Такой обшарпанный подъезд, вонючий, с пружиной хлопающей двери, за такими дверями целовались. А портвейна, как ни странно, в подъездах не пила.
Мы бежим через время. Торопимся, спотыкаемся, утыкаемся в запертые ворота – не помним, не помним – сколько ни колоти по зелёному дверному железу, только гул. Когда я впервые попала на любимое озеро в Бургундии? Провал. Дождь, сильный долгий, и мы смотрим в слепое залитое ветровое стекло. Иногда открывается калитка, и за ней неподвижное, высеченное в камне – «гроза моментальная навек» – впервые увиденные сахарные горы в ауле Хурзук. А иногда невнятица – плывёт мокрый усть-нарвский луг, залитый жёлтыми купальницами, под деревом в тёмном лесу грушанка – белая невидная, Лешего цветок.
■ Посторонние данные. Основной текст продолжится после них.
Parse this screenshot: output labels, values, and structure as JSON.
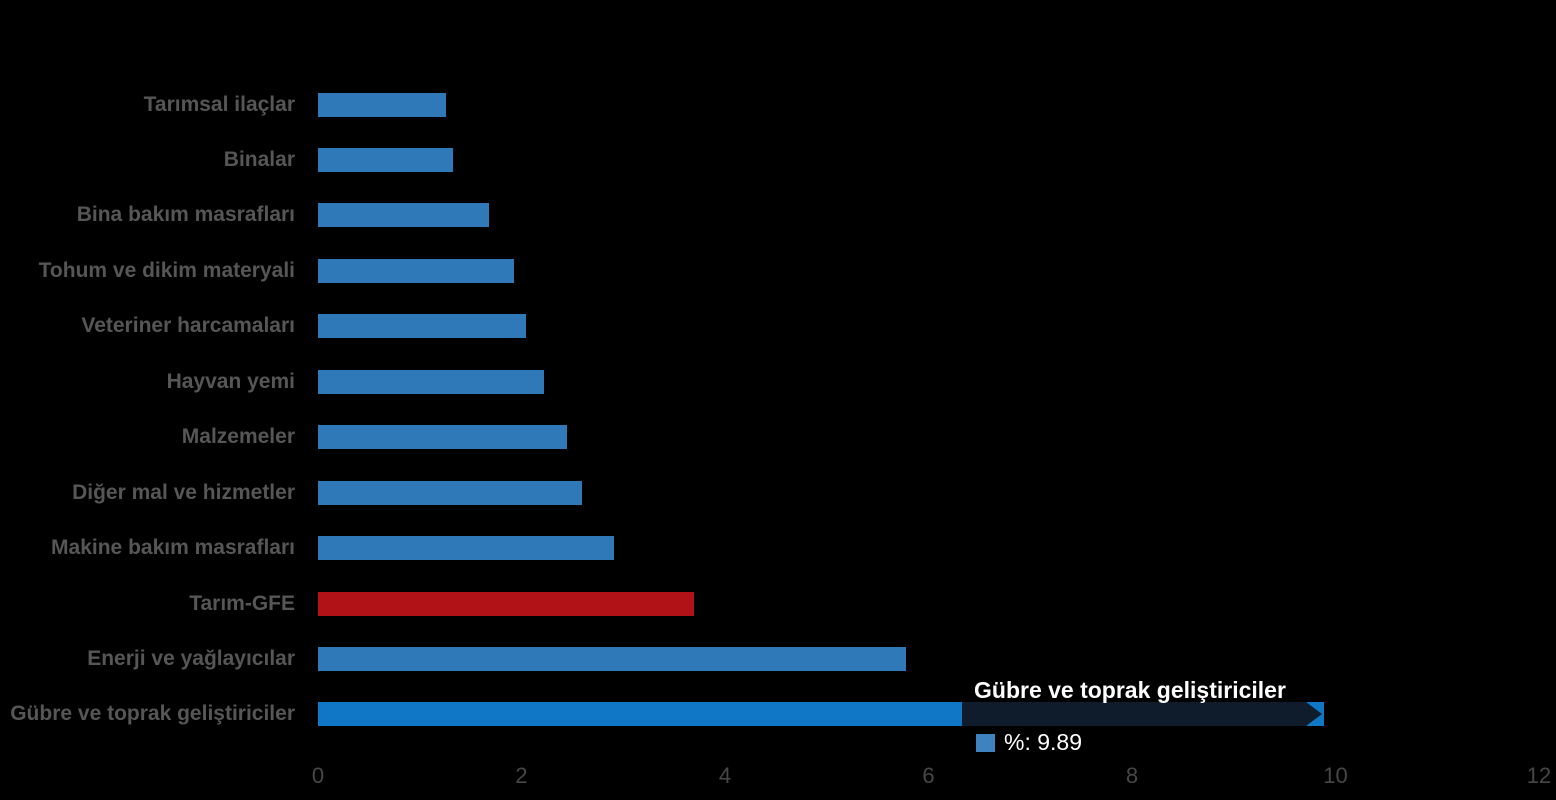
{
  "chart_data": {
    "type": "bar",
    "orientation": "horizontal",
    "title": "",
    "xlabel": "",
    "ylabel": "",
    "xlim": [
      0,
      12
    ],
    "x_ticks": [
      0,
      2,
      4,
      6,
      8,
      10,
      12
    ],
    "grid": false,
    "legend_position": "none",
    "series_name": "%",
    "categories": [
      "Tarımsal ilaçlar",
      "Binalar",
      "Bina bakım masrafları",
      "Tohum ve dikim materyali",
      "Veteriner harcamaları",
      "Hayvan yemi",
      "Malzemeler",
      "Diğer mal ve hizmetler",
      "Makine bakım masrafları",
      "Tarım-GFE",
      "Enerji  ve yağlayıcılar",
      "Gübre ve toprak geliştiriciler"
    ],
    "values": [
      1.26,
      1.33,
      1.68,
      1.93,
      2.04,
      2.22,
      2.45,
      2.59,
      2.91,
      3.7,
      5.78,
      9.89
    ],
    "emphasis_category": "Tarım-GFE",
    "hovered_category": "Gübre ve toprak geliştiriciler"
  },
  "tooltip": {
    "title": "Gübre ve toprak geliştiriciler",
    "value_text": "%: 9.89",
    "marker_color": "#3E82C0",
    "background_color": "#0E1C2B",
    "text_color": "#FFFFFF"
  },
  "colors": {
    "background": "#000000",
    "bar_default": "#3079B8",
    "bar_emphasis": "#B01218",
    "bar_hover": "#1076C6",
    "category_label": "#565656",
    "tick_label": "#474747"
  }
}
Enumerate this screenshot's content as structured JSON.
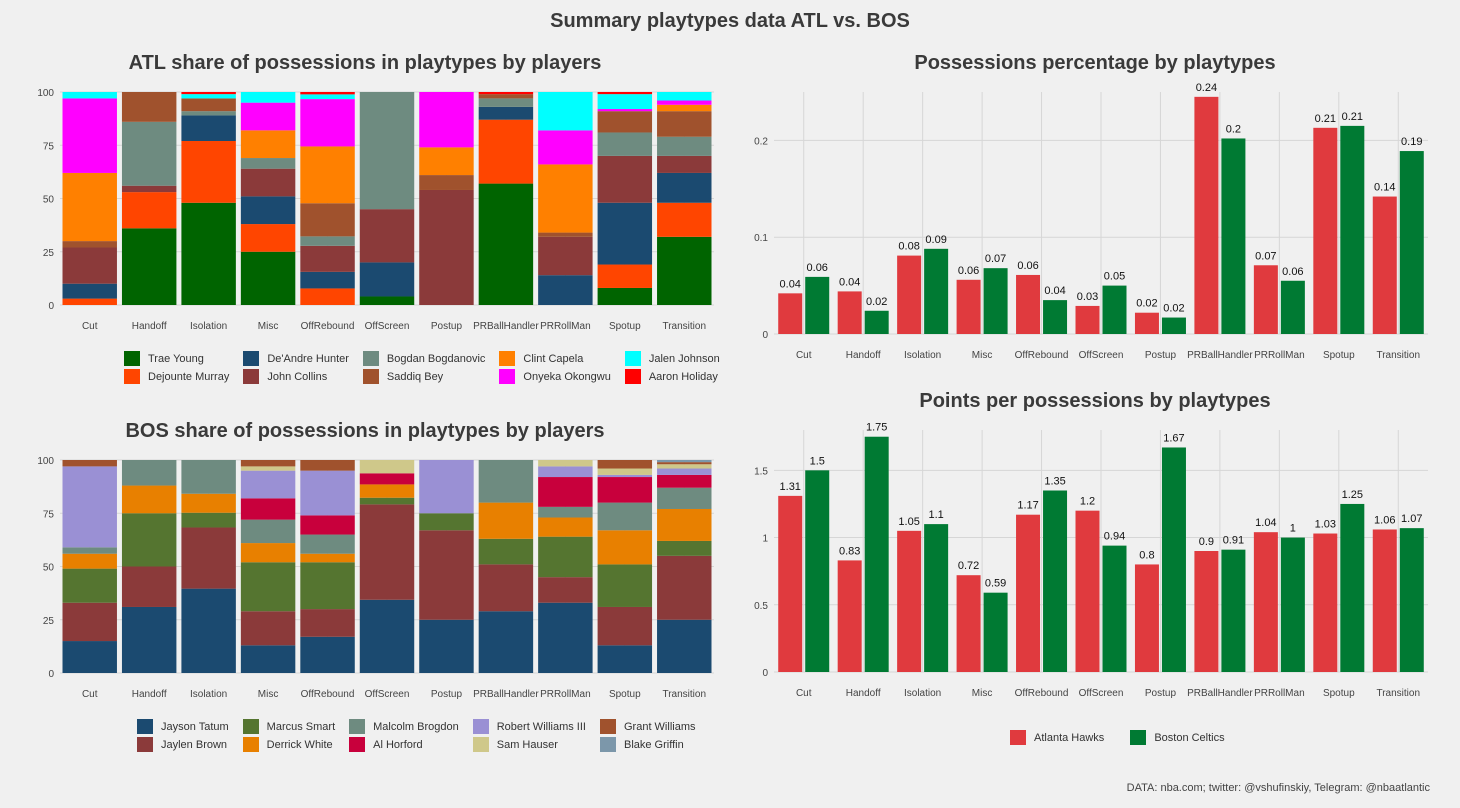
{
  "title": "Summary playtypes data ATL vs. BOS",
  "footer": "DATA: nba.com; twitter: @vshufinskiy, Telegram: @nbaatlantic",
  "categories": [
    "Cut",
    "Handoff",
    "Isolation",
    "Misc",
    "OffRebound",
    "OffScreen",
    "Postup",
    "PRBallHandler",
    "PRRollMan",
    "Spotup",
    "Transition"
  ],
  "chart_data": [
    {
      "id": "atl_share",
      "type": "bar",
      "stacked": true,
      "title": "ATL share of possessions in playtypes by players",
      "xlabel": "",
      "ylabel": "",
      "ylim": [
        0,
        100
      ],
      "yticks": [
        0,
        25,
        50,
        75,
        100
      ],
      "grid": true,
      "legend_position": "bottom",
      "series": [
        {
          "name": "Trae Young",
          "color": "#006400",
          "values": [
            0,
            36,
            48,
            25,
            0,
            4,
            0,
            57,
            0,
            8,
            32
          ]
        },
        {
          "name": "Dejounte Murray",
          "color": "#ff4500",
          "values": [
            3,
            17,
            29,
            13,
            7,
            0,
            0,
            30,
            0,
            11,
            16
          ]
        },
        {
          "name": "De'Andre Hunter",
          "color": "#1b4a70",
          "values": [
            7,
            0,
            12,
            13,
            7,
            16,
            0,
            6,
            14,
            29,
            14
          ]
        },
        {
          "name": "John Collins",
          "color": "#8b3a3a",
          "values": [
            17,
            3,
            0,
            13,
            11,
            25,
            54,
            0,
            18,
            22,
            8
          ]
        },
        {
          "name": "Bogdan Bogdanovic",
          "color": "#6e8b80",
          "values": [
            0,
            30,
            2,
            5,
            4,
            55,
            0,
            4,
            0,
            11,
            9
          ]
        },
        {
          "name": "Saddiq Bey",
          "color": "#a0522d",
          "values": [
            3,
            14,
            6,
            0,
            14,
            0,
            7,
            2,
            2,
            10,
            12
          ]
        },
        {
          "name": "Clint Capela",
          "color": "#ff8000",
          "values": [
            32,
            0,
            0,
            13,
            24,
            0,
            13,
            0,
            32,
            0,
            3
          ]
        },
        {
          "name": "Onyeka Okongwu",
          "color": "#ff00ff",
          "values": [
            35,
            0,
            0,
            13,
            20,
            0,
            26,
            0,
            16,
            1,
            2
          ]
        },
        {
          "name": "Jalen Johnson",
          "color": "#00ffff",
          "values": [
            3,
            0,
            2,
            5,
            2,
            0,
            0,
            0,
            18,
            7,
            4
          ]
        },
        {
          "name": "Aaron Holiday",
          "color": "#ff0000",
          "values": [
            0,
            0,
            1,
            0,
            1,
            0,
            0,
            1,
            0,
            1,
            0
          ]
        }
      ]
    },
    {
      "id": "bos_share",
      "type": "bar",
      "stacked": true,
      "title": "BOS share of possessions in playtypes by players",
      "xlabel": "",
      "ylabel": "",
      "ylim": [
        0,
        100
      ],
      "yticks": [
        0,
        25,
        50,
        75,
        100
      ],
      "grid": true,
      "legend_position": "bottom",
      "series": [
        {
          "name": "Jayson Tatum",
          "color": "#1b4a70",
          "values": [
            15,
            31,
            40,
            13,
            17,
            33,
            25,
            29,
            33,
            13,
            25
          ]
        },
        {
          "name": "Jaylen Brown",
          "color": "#8b3a3a",
          "values": [
            18,
            19,
            29,
            16,
            13,
            43,
            42,
            22,
            12,
            18,
            30
          ]
        },
        {
          "name": "Marcus Smart",
          "color": "#557530",
          "values": [
            16,
            25,
            7,
            23,
            22,
            3,
            8,
            12,
            19,
            20,
            7
          ]
        },
        {
          "name": "Derrick White",
          "color": "#e88000",
          "values": [
            7,
            13,
            9,
            9,
            4,
            6,
            0,
            17,
            9,
            16,
            15
          ]
        },
        {
          "name": "Malcolm Brogdon",
          "color": "#6e8b80",
          "values": [
            3,
            12,
            16,
            11,
            9,
            0,
            0,
            20,
            5,
            13,
            10
          ]
        },
        {
          "name": "Al Horford",
          "color": "#c8003c",
          "values": [
            0,
            0,
            0,
            10,
            9,
            5,
            0,
            0,
            14,
            12,
            6
          ]
        },
        {
          "name": "Robert Williams III",
          "color": "#9a90d4",
          "values": [
            38,
            0,
            0,
            13,
            21,
            0,
            25,
            0,
            5,
            1,
            3
          ]
        },
        {
          "name": "Sam Hauser",
          "color": "#cfc88a",
          "values": [
            0,
            0,
            0,
            2,
            0,
            6,
            0,
            0,
            3,
            3,
            2
          ]
        },
        {
          "name": "Grant Williams",
          "color": "#a0522d",
          "values": [
            3,
            0,
            0,
            3,
            5,
            0,
            0,
            0,
            0,
            4,
            1
          ]
        },
        {
          "name": "Blake Griffin",
          "color": "#7c97aa",
          "values": [
            0,
            0,
            0,
            0,
            0,
            0,
            0,
            0,
            0,
            0,
            1
          ]
        }
      ]
    },
    {
      "id": "poss_pct",
      "type": "bar",
      "stacked": false,
      "title": "Possessions percentage by playtypes",
      "xlabel": "",
      "ylabel": "",
      "ylim": [
        0,
        0.25
      ],
      "yticks": [
        0.0,
        0.1,
        0.2
      ],
      "grid": true,
      "series": [
        {
          "name": "Atlanta Hawks",
          "color": "#e03a3e",
          "values": [
            0.04,
            0.04,
            0.08,
            0.06,
            0.06,
            0.03,
            0.02,
            0.24,
            0.07,
            0.21,
            0.14
          ],
          "heights": [
            0.042,
            0.044,
            0.081,
            0.056,
            0.061,
            0.029,
            0.022,
            0.245,
            0.071,
            0.213,
            0.142
          ]
        },
        {
          "name": "Boston Celtics",
          "color": "#007a33",
          "values": [
            0.06,
            0.02,
            0.09,
            0.07,
            0.04,
            0.05,
            0.02,
            0.2,
            0.06,
            0.21,
            0.19
          ],
          "heights": [
            0.059,
            0.024,
            0.088,
            0.068,
            0.035,
            0.05,
            0.017,
            0.202,
            0.055,
            0.215,
            0.189
          ]
        }
      ]
    },
    {
      "id": "ppp",
      "type": "bar",
      "stacked": false,
      "title": "Points per possessions by playtypes",
      "xlabel": "",
      "ylabel": "",
      "ylim": [
        0,
        1.8
      ],
      "yticks": [
        0.0,
        0.5,
        1.0,
        1.5
      ],
      "grid": true,
      "legend_position": "bottom",
      "series": [
        {
          "name": "Atlanta Hawks",
          "color": "#e03a3e",
          "values": [
            1.31,
            0.83,
            1.05,
            0.72,
            1.17,
            1.2,
            0.8,
            0.9,
            1.04,
            1.03,
            1.06
          ]
        },
        {
          "name": "Boston Celtics",
          "color": "#007a33",
          "values": [
            1.5,
            1.75,
            1.1,
            0.59,
            1.35,
            0.94,
            1.67,
            0.91,
            1,
            1.25,
            1.07
          ]
        }
      ]
    }
  ]
}
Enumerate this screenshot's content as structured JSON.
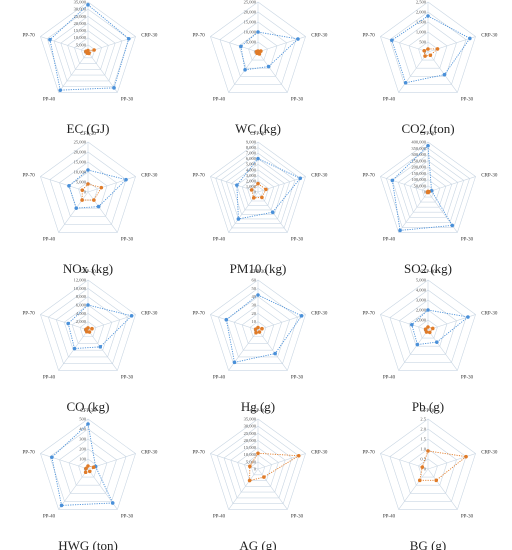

У пространства другие меры, ему десять лет – минута. Вчера под повторяющимся небом цвета земляничного мороженого мы ехали мимо пруда. Под заполняющий машину голос Марии Каллас. Над бетонными коробками, вытягивая шеи, летели утки.
Безжалостное пространство смотрит, всё то же,– что ему какие-то семь лет. Но изменившееся пространство, дырявое, с берёзами на месте тополей на шестой линии – это пространство предаёт…
А чего хочется, если бы добрая фея вдруг появилась из-за угла? Ведь вот по сути ничего, кроме бессмертия.
Или чтоб звери говорили.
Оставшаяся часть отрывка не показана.